A couple of hours later, another Doctor took me ashore in his boat, where we went to the hospital and after several X-rays, I was placed on crutches and in a ski-boot cast.

I was in the ski-boot for about four or five weeks, then my follow-up appointment was cancelled, and then I went on vacation, and there ended my recovery. No PT, no follow-up X-rays, no nothing.

I’ve always had some issues with that ankle, but I come from the “spit on it, rub some dirt in it, and keep on playing school.” So when I was having some problems on the outside of that foot, after X-rays and exams, my Sports Orthopedic Doctor (new one, new town), said, “MRI.”

I’ve met deductible, insurance said “OK,” so I did. This week I met with my Doc to talk about the MRI and what he learned from it.

In a nutshell, there was some damage done in that jump back in ’98 that has not healed. Tendons and ligaments don’t necessarily repair themselves, and bone spurs have developed, etc., etc., etc. The recent pain I’ve had is referent pain from the damage that remains in the ankle, and when I’m running (OK, probably jogging), backpacking, etc., there are going to be issues. Surgery is in my future. Not now, not in the immediate future, but one day. “You’ll know when the time has come,” the Doc said.
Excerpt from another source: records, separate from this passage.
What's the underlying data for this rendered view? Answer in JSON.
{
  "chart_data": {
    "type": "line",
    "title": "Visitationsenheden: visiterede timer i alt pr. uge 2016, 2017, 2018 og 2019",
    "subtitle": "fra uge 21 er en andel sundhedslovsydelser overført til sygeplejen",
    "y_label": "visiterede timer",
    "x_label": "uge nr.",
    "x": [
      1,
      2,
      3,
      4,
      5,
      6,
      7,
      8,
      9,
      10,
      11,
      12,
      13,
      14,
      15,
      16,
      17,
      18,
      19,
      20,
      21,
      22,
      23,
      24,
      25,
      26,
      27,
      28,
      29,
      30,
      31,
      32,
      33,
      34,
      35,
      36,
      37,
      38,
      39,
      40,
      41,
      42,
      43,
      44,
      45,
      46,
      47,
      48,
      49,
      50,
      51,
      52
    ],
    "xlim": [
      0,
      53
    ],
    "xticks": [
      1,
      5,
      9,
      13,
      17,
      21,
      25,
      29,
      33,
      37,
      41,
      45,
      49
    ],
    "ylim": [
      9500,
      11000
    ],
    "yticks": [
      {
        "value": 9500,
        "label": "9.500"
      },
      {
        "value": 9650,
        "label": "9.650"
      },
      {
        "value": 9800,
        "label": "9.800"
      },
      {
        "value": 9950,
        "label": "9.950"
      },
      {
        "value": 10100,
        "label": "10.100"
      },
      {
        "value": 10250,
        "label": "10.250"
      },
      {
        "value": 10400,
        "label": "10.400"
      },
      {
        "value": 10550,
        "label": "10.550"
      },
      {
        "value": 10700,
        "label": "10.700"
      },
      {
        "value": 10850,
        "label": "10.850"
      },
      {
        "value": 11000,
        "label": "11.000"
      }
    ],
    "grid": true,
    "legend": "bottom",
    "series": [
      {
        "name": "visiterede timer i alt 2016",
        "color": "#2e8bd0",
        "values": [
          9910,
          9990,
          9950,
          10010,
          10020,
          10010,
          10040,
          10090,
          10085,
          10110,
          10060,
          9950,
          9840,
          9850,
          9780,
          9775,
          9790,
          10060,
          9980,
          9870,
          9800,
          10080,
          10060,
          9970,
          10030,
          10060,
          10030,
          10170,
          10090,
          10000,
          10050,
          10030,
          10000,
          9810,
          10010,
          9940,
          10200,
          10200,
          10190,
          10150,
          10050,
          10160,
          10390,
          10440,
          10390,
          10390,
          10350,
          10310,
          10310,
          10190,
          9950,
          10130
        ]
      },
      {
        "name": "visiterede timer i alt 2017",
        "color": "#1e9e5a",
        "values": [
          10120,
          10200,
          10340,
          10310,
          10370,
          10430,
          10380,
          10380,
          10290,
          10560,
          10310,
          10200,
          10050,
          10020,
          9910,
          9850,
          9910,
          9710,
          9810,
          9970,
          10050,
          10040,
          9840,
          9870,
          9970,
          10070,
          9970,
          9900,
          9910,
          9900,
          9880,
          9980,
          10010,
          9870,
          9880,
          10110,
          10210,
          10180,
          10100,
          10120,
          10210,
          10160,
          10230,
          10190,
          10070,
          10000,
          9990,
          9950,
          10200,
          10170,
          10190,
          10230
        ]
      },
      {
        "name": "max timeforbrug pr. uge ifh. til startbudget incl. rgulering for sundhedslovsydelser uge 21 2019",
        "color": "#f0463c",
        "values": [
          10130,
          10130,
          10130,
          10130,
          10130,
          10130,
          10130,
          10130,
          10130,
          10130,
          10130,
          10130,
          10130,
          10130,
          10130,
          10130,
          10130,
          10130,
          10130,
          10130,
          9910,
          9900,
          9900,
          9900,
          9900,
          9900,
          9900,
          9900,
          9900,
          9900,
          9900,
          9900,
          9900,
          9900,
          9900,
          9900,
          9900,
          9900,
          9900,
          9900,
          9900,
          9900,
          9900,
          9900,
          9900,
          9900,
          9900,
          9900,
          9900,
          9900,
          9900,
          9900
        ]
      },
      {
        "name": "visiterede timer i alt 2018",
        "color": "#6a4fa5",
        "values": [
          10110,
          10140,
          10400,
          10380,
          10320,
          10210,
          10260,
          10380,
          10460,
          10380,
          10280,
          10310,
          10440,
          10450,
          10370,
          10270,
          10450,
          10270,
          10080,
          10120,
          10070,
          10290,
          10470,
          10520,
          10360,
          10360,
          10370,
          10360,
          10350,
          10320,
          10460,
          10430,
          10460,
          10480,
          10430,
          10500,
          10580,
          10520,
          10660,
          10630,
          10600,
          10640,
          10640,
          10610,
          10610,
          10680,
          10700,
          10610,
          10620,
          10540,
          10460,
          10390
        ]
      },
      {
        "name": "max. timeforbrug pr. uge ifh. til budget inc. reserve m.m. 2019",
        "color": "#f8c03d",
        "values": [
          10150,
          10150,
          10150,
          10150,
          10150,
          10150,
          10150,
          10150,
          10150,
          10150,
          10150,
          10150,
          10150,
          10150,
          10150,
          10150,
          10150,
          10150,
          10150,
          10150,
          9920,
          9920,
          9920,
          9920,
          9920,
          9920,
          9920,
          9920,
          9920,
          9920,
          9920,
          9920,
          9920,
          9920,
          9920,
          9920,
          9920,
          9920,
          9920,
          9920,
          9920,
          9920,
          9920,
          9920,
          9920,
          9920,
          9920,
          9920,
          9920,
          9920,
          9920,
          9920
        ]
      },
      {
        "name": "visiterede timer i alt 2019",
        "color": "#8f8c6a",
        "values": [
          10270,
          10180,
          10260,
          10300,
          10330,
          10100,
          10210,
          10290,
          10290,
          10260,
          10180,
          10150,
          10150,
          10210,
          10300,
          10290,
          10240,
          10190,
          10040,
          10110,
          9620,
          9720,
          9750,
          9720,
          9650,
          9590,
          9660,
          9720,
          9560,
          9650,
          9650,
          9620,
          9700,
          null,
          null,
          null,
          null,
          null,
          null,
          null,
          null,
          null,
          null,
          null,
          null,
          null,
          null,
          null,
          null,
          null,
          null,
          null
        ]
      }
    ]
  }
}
But here are a couple of lines from the MRI report:

“There is attenuation of the anterior talofibular ligament consistent with sequelae of prior partial tear.” (I have no idea what that means.)

“Fairly prominent is trigonum with moderate posterior subtalar degenerative osteoarthritic changes manifested by narrowed joint space, marginal osteophytosis, and subcortical degenerative cystic changes of the opposing articular surfaces.” (Huh? WHAT?!)

“Mild tenosynovitis of the otherwise intact tibialis posterior and peroneal tendons.”  (one more posterior comment and someone is going to get hurt.)

So it’s been 15 years since I blew my ankle out, and I am facing the reality that one day (no time soon), I’ll have to deal with it. Great. But can someone please—Radiologist, Orthopedist, someone, please learn to speak and write (or dictate) in English that a relatively intelligent person like me can actually understand?

Yeesh. Knowledge is power, but this is disabling. Not the injury, the report. I need a medical dictionary!